DDLB#
This workload (test_template_name is DDLB) allows you to execute DDLB (Distributed Deep Learning Benchmarks) within the CloudAI framework. Please find the DDLB README at samnordmann/ddlb.
Usage Example#
Test TOML example:
name = "my_ddlb_test"
description = "Example DDLB test"
test_template_name = "DDLB"
[cmd_args]
docker_image_url = "gitlab-master.nvidia.com/nsarkauskas/ddlb:latest"

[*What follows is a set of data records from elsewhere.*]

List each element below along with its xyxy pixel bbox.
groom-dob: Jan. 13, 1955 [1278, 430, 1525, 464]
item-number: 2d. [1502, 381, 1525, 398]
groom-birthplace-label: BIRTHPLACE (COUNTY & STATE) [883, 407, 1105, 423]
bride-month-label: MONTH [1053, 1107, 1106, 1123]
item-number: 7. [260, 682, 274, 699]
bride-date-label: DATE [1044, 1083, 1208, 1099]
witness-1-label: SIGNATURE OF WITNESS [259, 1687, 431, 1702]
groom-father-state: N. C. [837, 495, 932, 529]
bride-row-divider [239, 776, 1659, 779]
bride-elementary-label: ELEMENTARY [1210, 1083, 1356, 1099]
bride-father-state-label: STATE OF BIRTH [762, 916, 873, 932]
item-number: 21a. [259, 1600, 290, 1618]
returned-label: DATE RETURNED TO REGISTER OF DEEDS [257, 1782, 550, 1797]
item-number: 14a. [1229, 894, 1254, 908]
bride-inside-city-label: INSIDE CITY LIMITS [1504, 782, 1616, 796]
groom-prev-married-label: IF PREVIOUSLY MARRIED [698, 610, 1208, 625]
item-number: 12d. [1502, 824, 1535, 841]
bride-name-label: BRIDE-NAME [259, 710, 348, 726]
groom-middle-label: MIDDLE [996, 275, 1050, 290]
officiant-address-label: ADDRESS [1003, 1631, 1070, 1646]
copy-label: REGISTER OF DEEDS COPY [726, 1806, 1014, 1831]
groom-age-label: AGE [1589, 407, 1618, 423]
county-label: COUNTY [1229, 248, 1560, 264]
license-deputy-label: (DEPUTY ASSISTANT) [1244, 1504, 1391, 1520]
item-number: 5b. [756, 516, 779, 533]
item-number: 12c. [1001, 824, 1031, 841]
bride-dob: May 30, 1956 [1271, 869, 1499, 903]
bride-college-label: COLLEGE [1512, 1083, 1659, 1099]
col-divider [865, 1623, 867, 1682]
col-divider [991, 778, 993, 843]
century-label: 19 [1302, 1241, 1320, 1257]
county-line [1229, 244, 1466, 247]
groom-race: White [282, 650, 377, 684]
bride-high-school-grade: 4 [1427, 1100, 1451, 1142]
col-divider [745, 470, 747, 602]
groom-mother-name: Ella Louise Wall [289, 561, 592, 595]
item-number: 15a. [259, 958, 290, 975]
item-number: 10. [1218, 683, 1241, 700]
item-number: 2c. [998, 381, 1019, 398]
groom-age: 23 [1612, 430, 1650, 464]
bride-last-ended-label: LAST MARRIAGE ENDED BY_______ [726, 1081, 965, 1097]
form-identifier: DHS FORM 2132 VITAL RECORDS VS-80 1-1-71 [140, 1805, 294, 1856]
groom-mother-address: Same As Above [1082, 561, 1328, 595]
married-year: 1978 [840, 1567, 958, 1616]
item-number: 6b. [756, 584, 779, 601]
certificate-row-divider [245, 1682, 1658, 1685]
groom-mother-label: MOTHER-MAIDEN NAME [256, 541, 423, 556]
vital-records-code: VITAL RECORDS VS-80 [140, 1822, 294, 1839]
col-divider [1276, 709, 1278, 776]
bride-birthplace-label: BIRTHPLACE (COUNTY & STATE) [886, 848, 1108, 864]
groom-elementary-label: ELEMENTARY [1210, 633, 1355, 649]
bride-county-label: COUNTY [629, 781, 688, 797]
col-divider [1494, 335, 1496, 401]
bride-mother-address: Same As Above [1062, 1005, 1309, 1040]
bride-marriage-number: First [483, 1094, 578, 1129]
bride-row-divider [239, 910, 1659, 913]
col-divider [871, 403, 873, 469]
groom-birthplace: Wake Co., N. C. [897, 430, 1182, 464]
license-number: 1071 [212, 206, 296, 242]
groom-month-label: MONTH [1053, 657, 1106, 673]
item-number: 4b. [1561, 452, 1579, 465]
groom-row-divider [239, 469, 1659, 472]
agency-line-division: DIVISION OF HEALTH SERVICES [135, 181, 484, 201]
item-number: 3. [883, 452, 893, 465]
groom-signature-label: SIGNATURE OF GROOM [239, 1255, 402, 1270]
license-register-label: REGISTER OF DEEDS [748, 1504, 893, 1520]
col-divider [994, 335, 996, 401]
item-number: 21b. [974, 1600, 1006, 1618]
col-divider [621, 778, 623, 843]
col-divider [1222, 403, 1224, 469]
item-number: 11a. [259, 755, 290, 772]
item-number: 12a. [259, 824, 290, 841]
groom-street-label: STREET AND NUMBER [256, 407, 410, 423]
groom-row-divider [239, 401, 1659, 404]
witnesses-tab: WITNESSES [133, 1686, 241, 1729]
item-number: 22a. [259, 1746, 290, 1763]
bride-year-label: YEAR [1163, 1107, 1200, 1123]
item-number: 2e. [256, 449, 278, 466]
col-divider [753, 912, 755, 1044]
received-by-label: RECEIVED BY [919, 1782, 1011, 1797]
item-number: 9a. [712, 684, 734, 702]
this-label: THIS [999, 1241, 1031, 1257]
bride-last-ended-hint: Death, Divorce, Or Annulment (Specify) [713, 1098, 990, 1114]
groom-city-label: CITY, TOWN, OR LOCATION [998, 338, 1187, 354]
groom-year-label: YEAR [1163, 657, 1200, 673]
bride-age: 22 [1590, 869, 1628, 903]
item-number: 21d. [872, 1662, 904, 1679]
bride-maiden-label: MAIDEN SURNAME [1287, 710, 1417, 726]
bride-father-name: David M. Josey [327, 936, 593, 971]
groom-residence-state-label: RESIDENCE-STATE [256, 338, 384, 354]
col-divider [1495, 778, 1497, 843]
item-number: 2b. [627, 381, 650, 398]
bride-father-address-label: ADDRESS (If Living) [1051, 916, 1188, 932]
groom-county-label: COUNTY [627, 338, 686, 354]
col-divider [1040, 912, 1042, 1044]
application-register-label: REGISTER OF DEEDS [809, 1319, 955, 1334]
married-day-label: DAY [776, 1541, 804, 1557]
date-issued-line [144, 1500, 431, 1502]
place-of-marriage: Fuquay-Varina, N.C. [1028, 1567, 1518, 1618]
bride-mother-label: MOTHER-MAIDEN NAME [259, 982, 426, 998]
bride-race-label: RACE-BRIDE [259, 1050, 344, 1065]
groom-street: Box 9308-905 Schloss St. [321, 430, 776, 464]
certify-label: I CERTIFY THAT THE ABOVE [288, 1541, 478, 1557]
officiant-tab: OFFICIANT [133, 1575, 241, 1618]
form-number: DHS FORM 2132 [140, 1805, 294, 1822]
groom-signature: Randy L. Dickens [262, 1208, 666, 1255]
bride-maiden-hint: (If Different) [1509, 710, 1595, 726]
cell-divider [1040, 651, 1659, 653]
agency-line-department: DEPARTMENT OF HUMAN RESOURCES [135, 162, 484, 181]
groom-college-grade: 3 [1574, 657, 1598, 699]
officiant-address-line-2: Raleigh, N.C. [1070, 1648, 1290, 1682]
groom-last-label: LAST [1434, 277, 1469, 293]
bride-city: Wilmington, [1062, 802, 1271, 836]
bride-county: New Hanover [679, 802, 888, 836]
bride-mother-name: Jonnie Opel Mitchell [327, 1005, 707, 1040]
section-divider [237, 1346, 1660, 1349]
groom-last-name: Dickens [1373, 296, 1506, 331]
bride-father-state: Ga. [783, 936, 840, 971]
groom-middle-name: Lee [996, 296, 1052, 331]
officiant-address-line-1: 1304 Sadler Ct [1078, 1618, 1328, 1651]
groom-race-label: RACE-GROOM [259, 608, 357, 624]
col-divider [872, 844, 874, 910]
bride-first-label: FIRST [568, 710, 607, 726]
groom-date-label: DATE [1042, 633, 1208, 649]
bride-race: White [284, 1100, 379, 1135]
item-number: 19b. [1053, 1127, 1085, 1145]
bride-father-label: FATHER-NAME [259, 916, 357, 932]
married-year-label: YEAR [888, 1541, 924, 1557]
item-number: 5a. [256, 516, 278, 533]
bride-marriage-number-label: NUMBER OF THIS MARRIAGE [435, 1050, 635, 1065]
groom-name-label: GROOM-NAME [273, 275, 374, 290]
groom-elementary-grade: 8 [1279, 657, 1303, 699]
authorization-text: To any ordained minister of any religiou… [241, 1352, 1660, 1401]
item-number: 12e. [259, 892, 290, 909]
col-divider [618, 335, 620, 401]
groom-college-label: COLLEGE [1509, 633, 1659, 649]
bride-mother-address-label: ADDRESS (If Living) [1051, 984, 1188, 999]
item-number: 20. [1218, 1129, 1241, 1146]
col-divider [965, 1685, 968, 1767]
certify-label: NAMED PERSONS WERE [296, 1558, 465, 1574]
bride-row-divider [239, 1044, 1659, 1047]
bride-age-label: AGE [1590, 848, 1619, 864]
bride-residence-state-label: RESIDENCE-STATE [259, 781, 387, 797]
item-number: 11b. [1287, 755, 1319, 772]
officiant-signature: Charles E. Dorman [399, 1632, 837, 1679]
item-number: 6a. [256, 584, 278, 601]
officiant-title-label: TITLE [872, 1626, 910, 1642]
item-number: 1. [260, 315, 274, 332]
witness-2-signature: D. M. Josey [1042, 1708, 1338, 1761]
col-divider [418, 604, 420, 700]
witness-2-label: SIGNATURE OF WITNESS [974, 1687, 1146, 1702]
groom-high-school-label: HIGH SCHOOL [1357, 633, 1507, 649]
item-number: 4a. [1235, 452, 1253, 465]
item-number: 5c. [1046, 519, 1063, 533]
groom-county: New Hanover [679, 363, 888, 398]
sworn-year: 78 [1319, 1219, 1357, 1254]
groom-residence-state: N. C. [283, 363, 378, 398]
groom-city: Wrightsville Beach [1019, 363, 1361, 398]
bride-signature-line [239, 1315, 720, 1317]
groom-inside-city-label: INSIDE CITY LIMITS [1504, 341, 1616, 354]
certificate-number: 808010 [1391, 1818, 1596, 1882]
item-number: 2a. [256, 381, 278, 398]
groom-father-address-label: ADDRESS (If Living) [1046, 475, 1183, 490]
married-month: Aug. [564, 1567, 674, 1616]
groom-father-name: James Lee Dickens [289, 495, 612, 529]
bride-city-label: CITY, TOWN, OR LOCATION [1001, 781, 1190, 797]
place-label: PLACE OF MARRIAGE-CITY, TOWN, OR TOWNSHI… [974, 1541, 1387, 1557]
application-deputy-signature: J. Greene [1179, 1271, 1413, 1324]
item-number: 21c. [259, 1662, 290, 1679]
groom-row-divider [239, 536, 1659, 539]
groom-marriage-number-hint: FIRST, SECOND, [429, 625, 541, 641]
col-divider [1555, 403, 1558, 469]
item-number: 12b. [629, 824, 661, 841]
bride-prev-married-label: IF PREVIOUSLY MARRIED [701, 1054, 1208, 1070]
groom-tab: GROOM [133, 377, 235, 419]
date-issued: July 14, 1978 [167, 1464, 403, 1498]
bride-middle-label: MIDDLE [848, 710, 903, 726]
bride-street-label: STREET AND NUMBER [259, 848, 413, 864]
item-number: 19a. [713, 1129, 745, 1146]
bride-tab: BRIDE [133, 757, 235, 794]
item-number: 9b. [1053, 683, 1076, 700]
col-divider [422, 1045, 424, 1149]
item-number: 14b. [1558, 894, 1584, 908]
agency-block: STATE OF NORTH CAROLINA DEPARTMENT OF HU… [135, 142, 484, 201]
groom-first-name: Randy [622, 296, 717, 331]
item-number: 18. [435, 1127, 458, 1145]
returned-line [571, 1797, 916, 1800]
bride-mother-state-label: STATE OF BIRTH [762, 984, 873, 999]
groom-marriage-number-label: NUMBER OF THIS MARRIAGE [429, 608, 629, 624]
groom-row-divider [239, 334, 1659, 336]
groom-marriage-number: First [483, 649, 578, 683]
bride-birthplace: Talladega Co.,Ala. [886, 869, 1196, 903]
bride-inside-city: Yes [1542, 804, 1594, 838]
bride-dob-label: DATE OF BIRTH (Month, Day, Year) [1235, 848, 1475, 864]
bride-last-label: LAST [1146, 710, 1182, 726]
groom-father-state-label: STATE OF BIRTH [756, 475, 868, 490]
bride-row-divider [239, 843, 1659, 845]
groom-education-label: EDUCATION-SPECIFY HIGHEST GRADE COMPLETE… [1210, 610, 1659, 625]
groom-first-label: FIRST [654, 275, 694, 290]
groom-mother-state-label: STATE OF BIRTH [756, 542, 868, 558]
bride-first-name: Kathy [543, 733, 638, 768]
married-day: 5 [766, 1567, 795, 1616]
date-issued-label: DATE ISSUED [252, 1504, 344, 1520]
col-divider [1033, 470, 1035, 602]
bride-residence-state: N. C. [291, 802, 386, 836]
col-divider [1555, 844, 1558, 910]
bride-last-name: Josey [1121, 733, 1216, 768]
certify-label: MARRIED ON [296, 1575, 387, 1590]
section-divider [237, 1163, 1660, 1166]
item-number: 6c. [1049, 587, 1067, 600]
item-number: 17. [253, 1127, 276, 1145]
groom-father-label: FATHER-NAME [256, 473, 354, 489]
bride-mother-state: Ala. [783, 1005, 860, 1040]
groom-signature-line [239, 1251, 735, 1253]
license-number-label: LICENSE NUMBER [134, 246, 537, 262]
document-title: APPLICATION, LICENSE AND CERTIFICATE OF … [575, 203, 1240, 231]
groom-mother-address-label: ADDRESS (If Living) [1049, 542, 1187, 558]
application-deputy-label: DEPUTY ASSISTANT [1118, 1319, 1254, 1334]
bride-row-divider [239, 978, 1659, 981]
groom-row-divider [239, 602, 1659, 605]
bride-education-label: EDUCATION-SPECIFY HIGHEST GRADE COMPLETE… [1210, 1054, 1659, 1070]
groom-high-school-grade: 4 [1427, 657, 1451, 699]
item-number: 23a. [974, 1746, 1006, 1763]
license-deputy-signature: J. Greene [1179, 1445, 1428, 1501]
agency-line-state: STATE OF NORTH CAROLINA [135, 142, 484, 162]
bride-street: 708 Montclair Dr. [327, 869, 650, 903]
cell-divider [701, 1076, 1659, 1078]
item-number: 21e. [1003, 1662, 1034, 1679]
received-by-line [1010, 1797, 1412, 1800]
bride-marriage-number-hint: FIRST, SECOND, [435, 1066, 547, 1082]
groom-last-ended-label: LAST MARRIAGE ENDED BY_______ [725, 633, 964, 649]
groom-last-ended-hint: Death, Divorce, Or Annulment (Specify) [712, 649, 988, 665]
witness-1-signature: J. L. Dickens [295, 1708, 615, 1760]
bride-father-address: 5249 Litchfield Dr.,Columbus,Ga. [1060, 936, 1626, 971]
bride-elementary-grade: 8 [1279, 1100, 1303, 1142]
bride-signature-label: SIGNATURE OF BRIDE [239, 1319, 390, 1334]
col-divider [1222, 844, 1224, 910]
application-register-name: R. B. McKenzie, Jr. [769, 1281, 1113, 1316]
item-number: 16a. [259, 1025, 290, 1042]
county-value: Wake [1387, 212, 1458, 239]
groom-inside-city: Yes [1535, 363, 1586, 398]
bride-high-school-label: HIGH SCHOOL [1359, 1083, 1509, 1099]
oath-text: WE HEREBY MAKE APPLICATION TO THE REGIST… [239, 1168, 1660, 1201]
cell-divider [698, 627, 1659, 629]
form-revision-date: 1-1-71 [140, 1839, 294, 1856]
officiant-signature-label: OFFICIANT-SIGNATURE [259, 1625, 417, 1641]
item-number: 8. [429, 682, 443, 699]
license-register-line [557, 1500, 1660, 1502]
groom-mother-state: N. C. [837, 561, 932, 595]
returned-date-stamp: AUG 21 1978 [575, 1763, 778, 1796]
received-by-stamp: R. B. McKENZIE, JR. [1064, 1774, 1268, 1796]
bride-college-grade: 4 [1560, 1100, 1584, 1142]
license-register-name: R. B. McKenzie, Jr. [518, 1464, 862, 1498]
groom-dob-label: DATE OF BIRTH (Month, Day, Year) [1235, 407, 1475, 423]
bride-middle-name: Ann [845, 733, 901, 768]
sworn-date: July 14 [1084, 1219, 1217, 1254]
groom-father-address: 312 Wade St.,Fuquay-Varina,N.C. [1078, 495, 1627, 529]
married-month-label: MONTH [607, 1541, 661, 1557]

primitive = "tp_columnwise"
dtype = "float16"
Test Scenario example:
name = "ddlb-test"
[[Tests]]
id = "ddlb.1"
num_nodes = 1
time_limit = "00:10:00"
test_name = "my_ddlb_test"
Test-in-Scenario example:
name = "ddlb-test"
[[Tests]]
id = "ddlb.1"
num_nodes = 1
time_limit = "00:10:00"
name = "my_ddlb_test"
description = "Example DDLB test"
test_template_name = "DDLB"
[Tests.cmd_args]
docker_image_url = "gitlab-master.nvidia.com/nsarkauskas/ddlb:latest"
primitive = "tp_columnwise"
m = 1024
n = 128
k = 1024
dtype = "float16"
num_iterations = 50
num_warmups = 5
impl = "pytorch;backend=nccl;order=AG_before"
API Documentation#
Command Arguments#
- class cloudai.workloads.ddlb.ddlb.DDLBCmdArgs(
- *,
- docker_image_url: str,
- primitive: str,
- m: int | list[int] = 1024,
- n: int | list[int] = 128,
- k: int | list[int] = 1024,
- dtype: str,
- num_iterations: int = 50,
- num_warmups: int = 5,
- impl: str | list[str] = 'pytorch;backend=nccl;order=AG_before',
- **extra_data: Any,
Bases:
CmdArgsDDLB test command arguments.
- docker_image_url: str#
- primitive: str#
- m: int | list[int]#
- n: int | list[int]#
- k: int | list[int]#
- dtype: str#
- num_iterations: int#
- num_warmups: int#
- impl: str | list[str]#
Test Definition#
- class cloudai.workloads.ddlb.ddlb.DDLBTestDefinition(
- *,
- name: str,
- description: str,
- test_template_name: str,
- cmd_args: DDLBCmdArgs,
- extra_env_vars: dict[str, str | List[str]] = {},
- extra_cmd_args: dict[str, str] = {},
- extra_container_mounts: list[str] = [],
- git_repos: list[GitRepo] = [],
- nsys: NsysConfiguration | None = None,
- predictor: PredictorConfig | None = None,
- agent: str = 'grid_search',
- agent_steps: int = 1,
- agent_metrics: list[str] = ['default'],
- agent_reward_function: str = 'inverse',
Bases:
TestDefinitionTest object for DDLB.
- cmd_args: DDLBCmdArgs#
- property extra_args_str: str#
- property docker_image: DockerImage#
- property installables: list[Installable]#